Depthwise convolution for gradient filters

I am trying to make a Sobel-type filter by adapting the follwoing Tensorflow code into Pytorch.

def get_gradient_filters():
    np_grad_x = np.asarray([[-3,0,3], [-10,0,10], [-3,0,3]], dtype=np.float32).reshape((3, 3, 1, 1))
    np_grad_x /= np.sum(np.abs(np_grad_x), keepdims=True)
    tf_grad = tf.constant((np.concatenate([np_grad_x, np_grad_x.transpose((1, 0, 2, 3))], axis=-1)))
    return tf_grad

tf_grad_filter = get_gradient_filters()
tf_grad_filter = tf.tile(tf_grad_filter, (1, 1, 3, 1))

tf_f_grad = tf.nn.depthwise_conv2d(tf_f, tf_grad_filter, [1, 1, 1, 1], "SAME")/(1./32)

Here is my attempt which does not give the same result.

def gradient_filter(C):
    np_grad_x = np.asarray([[-3, 0, 3], [-10, 0, 10], [-3, 0, 3]], dtype=np.float32).reshape((3, 3, 1, 1))
    np_grad_x /= np.sum(np.abs(np_grad_x), keepdims=True)
    np_grad = np.concatenate([np_grad_x, np_grad_x.transpose((1, 0, 2, 3))], axis=-1)
    np_grad = np.tile(np_grad, (1, 1, C, 1))
    torch_grad = torch.Tensor(np_grad).reshape(1, 3, 3, 2 * C).permute(3, 0, 1, 2)
    filter = torch.nn.Conv2d(in_channels=C, out_channels=2 * C, kernel_size=(3, 3), padding=(1, 1), padding_mode='zeros',
                       groups=C, bias=False) = torch_grad
    return filter

filter = gradient_filter(3)
def img_gradient(torch_f, filter):
    M, N, _ = torch_f.shape
    return filter(torch_f.unsqueeze(dim=0).permute(0, 3, 1, 2)) /(1./max(M,N))


I also tried some minor variations (first permute then reshape) but it is still not the same. Any ideas?

How large is the max. absolute difference? If it’s in the range of approx. 1e-6 you might be running into the floating point precision for float32.

The differences are not that small (some values in outputs are even of size 1e2) but for some examples of images it did seem as if every term of one output is corresponding the term in other output with some precision error. What do you recommend in that case?

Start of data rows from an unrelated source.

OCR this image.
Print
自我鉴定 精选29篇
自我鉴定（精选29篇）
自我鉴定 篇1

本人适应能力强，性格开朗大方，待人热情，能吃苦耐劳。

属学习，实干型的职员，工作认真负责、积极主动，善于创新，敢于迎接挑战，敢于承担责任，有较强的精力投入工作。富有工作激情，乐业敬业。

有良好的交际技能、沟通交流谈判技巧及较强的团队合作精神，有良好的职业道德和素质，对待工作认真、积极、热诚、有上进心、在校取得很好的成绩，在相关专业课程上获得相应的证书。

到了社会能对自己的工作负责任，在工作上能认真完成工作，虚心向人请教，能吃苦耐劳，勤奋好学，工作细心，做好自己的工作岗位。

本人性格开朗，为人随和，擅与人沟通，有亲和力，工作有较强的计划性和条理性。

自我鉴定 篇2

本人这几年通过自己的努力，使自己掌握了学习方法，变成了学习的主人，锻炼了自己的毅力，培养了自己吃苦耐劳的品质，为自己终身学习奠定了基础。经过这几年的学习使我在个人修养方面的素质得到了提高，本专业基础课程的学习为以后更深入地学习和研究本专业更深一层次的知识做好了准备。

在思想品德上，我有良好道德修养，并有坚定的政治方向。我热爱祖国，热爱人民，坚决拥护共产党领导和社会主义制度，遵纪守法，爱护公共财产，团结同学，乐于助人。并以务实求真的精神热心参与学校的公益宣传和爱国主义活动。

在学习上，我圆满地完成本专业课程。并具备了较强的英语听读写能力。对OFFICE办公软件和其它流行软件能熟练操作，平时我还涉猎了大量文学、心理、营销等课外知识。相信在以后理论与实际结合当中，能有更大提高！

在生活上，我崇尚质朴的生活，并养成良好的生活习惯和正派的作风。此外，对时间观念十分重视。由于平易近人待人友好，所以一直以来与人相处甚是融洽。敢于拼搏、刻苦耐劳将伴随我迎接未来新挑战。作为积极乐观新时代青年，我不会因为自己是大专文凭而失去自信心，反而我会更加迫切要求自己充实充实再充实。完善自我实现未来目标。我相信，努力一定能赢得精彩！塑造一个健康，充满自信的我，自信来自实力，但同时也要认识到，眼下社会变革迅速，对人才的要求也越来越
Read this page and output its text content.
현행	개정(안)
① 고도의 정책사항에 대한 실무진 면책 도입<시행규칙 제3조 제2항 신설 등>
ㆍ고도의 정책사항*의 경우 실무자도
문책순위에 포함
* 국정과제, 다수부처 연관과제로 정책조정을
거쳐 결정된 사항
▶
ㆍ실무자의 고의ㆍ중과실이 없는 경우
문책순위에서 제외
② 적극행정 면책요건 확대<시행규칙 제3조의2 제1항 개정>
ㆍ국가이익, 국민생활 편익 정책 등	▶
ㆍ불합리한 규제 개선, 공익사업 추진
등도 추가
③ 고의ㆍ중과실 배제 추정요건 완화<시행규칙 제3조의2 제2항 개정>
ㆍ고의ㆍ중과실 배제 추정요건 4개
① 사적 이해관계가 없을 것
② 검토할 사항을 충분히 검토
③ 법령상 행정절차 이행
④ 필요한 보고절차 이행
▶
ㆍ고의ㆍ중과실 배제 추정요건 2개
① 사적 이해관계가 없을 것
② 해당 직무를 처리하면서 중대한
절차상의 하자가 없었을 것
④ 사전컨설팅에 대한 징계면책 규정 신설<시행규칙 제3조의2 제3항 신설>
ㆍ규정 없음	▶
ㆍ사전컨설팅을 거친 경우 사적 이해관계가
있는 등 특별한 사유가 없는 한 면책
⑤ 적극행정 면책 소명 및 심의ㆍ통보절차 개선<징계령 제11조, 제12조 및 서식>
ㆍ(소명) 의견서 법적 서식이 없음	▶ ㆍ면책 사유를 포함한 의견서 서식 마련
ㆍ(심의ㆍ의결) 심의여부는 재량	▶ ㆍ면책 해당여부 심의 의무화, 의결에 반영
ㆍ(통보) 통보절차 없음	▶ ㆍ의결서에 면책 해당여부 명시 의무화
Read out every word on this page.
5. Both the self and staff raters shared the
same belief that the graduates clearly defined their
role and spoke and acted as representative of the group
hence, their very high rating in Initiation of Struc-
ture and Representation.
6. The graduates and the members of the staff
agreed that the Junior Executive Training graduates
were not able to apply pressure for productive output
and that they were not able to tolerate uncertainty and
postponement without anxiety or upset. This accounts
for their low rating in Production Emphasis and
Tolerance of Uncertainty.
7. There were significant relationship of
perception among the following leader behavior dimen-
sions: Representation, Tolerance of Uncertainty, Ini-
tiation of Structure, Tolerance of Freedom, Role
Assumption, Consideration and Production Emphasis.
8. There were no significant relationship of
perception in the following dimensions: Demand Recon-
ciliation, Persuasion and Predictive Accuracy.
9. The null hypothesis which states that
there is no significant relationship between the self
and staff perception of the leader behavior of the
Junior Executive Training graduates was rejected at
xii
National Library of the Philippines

Edit: I tried with float64 and the difference is indeed now at most 1e-5. Is it possible to even decrease this?

Did you see a difference of 1e2 for some output values and others were much smaller?
If so, this sounds like an overflow issue, which I wouldn’t expect to happen in float32.

I can not reproduce the example with difference 1e2 right now and I think it was caused by something else at that moment. It seems that my code might be correct after all and that difference is due to floating point precision.